Mit ihrer Lyrik will Anna Breitenbach jedermann locken und verführen: „Ich möchte, dass jeder meine Gedichte mit Freude liest und hört, auch Menschen, denen in der Schule der Spaß an der Lyrik ausgetrieben wurde“, erklärt die Poetin, die Hunderte von Gedichten in ihrem Fundus hat, die Keks- und Steingedichte veröffentlicht hat, mit der Esslinger Malerin Maren Profke bereits den zweiten Küchenkalender herausgegeben hat und die derzeit für ein Projekt einen Winzer arbeitend und dichtend begleitet. Damit sich auch jeder ans Gedicht heran und ins Gedicht hinein traut, sollte die Tür „einladend, verführerisch oder geheimnisvoll sein, danach kann es bodenlos werden“. Das gelingt Anna Breitenbach mit Bravour: Meist kommen ihre Texte leichtfüßig und leichthändig daher. Und immer findet sich dann ein Tick Frechheit, ein Hauch Widerspenstigkeit, eine Andeutung von Aufmüpfigkeit oder sogar eine kleine Prise Boshaftigkeit. Ein kleiner Sidestep, manchmal auch ein großer Seitensprung.
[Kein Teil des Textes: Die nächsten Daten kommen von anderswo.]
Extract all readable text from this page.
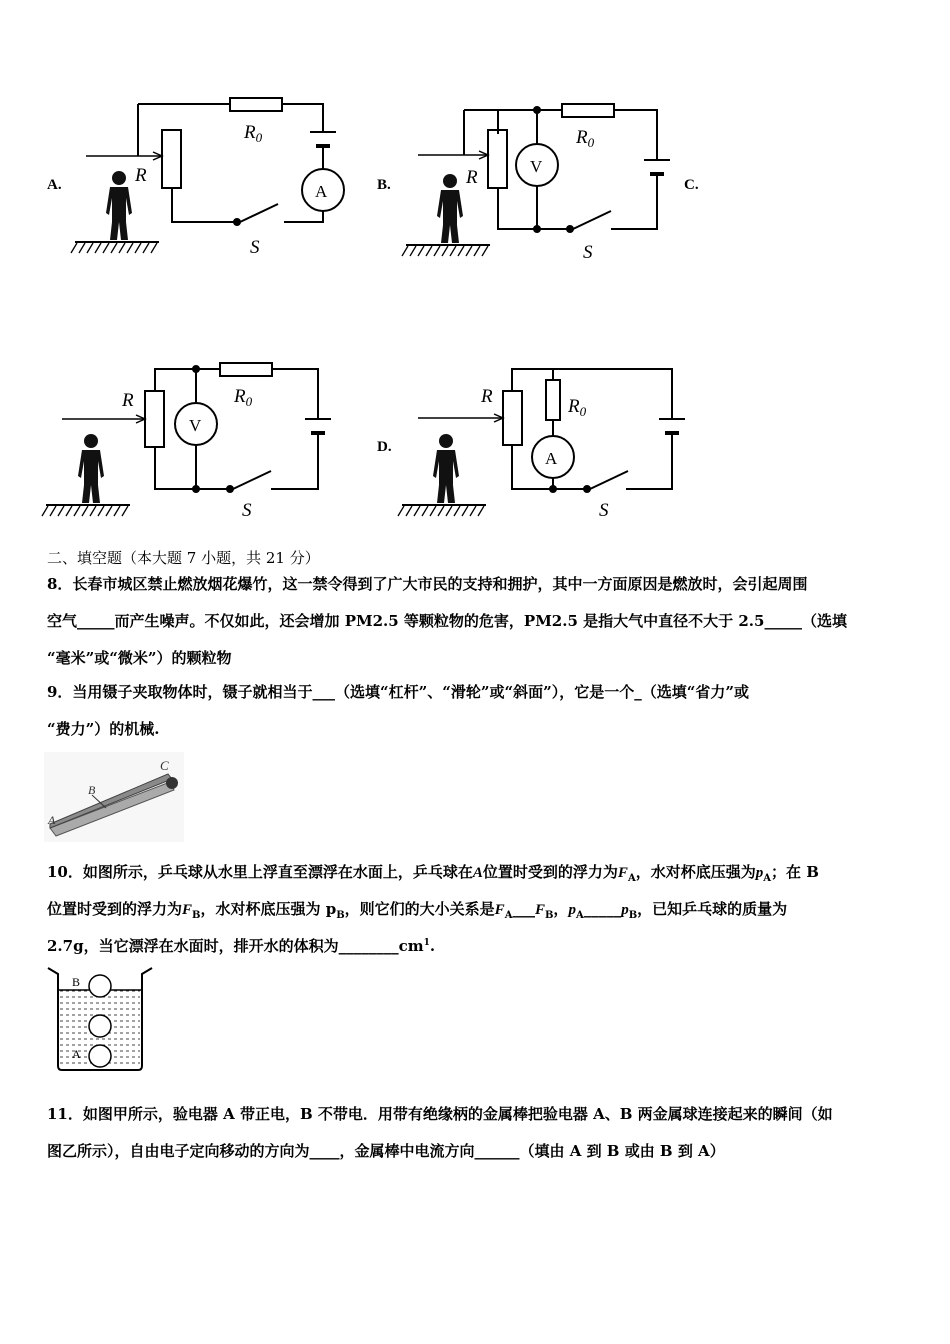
R
$R_0$
A
S
R
$R_0$
V
S
R	$R_0$
V
S
R	$R_0$
A
S
A.	B.	C.
D.
二、填空题（本大题 7 小题，共 21 分）
8．长春市城区禁止燃放烟花爆竹，这一禁令得到了广大市民的支持和拥护，其中一方面原因是燃放时，会引起周围
空气_____而产生噪声。不仅如此，还会增加 PM2.5 等颗粒物的危害，PM2.5 是指大气中直径不大于 2.5_____（选填
“毫米”或“微米”）的颗粒物
9．当用镊子夹取物体时，镊子就相当于___（选填“杠杆”、“滑轮”或“斜面”），它是一个_（选填“省力”或
“费力”）的机械.
B
C
A
10．如图所示，乒乓球从水里上浮直至漂浮在水面上，乒乓球在A位置时受到的浮力为$F_A$，水对杯底压强为$p_A$；在 B
位置时受到的浮力为$F_B$，水对杯底压强为 $p_B$，则它们的大小关系是$F_A\_\_\_F_B$，$p_A\_\_\_\_\_p_B$，已知乒乓球的质量为
2.7g，当它漂浮在水面时，排开水的体积为$\_\_\_\_\_\_\_\_cm^1$.
B
A
11．如图甲所示，验电器 A 带正电，B 不带电．用带有绝缘柄的金属棒把验电器 A、B 两金属球连接起来的瞬间（如
图乙所示），自由电子定向移动的方向为____，金属棒中电流方向______（填由 A 到 B 或由 B 到 A）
Oder eine kleine Drehung, die die Dinge auf den Kopf stellt. Und spätestens beim zweiten oder dritten Lesen offenbaren die Texte ihre Vielschichtigkeit. „Innendrin steckt ein Kern, der den Wirkstoff enthält“, sagt die Autorin augenzwinkernd.
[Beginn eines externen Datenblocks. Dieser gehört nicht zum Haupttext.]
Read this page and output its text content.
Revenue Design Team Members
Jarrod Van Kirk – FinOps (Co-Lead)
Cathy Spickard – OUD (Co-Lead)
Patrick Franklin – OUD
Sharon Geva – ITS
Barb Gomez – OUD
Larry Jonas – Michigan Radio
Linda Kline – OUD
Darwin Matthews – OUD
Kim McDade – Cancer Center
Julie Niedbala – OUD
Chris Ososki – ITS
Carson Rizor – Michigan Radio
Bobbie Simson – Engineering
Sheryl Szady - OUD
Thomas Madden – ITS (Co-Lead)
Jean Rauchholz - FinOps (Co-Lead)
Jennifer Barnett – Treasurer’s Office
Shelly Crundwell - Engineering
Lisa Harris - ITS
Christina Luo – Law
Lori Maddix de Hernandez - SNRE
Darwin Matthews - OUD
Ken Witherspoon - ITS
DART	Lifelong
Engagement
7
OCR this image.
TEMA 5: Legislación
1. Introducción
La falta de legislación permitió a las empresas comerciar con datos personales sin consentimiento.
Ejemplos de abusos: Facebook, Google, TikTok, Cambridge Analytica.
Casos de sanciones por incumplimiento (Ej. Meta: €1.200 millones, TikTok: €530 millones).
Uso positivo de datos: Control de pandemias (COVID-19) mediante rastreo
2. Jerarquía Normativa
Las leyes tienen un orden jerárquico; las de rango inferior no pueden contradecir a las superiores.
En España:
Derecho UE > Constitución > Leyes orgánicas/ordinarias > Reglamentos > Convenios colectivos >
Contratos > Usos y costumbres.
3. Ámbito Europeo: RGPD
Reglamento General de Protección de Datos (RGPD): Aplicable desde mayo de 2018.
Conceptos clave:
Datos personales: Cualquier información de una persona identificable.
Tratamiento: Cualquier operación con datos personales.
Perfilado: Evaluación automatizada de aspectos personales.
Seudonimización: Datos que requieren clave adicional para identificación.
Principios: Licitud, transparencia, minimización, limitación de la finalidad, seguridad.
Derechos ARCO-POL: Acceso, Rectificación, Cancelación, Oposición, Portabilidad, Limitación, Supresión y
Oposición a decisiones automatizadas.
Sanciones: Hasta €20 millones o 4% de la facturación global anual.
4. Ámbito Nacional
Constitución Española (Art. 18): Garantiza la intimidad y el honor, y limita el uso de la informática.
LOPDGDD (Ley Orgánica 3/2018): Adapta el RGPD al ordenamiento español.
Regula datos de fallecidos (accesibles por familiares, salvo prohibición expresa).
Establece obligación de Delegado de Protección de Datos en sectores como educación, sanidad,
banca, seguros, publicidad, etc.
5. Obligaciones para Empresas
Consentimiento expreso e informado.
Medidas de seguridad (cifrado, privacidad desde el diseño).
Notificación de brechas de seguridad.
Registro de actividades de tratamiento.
Gedichte sollen Mut machen

Wie bei den Gedichten lohnt sich bei diesem Lyrikband der zweite Blick auch auf das Titelbild mit einer nackten jungen Frau, die sich zwischen Putzeimer, Töpfen und Eingemachtem in ein Regal hineinzwängt: „Ich nenne sie die ‚Fach-Frau‘. Wir kennen doch alle die Erwartungen, mit denen eine Frau heute konfrontiert wird: Schön, schlank, beweglich, beruflich erfolgreich, Kinder kriegen, den Haushalt wuppen. Sie ist so nackt, verletzlich und eingeengt durch diesen Druck, perfekt zu sein.“ Das passt, so die Autorin, haargenau zu ihren Gedichten, die Mut machen: „Mach’ nicht das, was du sollst, sondern das, was du willst. Schau‘ dir an, was für dich richtig ist. Es ist dein Leben.“

Anna Breitenbach feiert die Präsentation ihres Lyrikbandes mit einer Lesung am Freitag, 15. Juli, ab 19 Uhr im Innenhof der Esslinger Stadtbücherei (bei schlechtem Wetter im Bücherei-Café), der Eintritt kostet fünf Euro.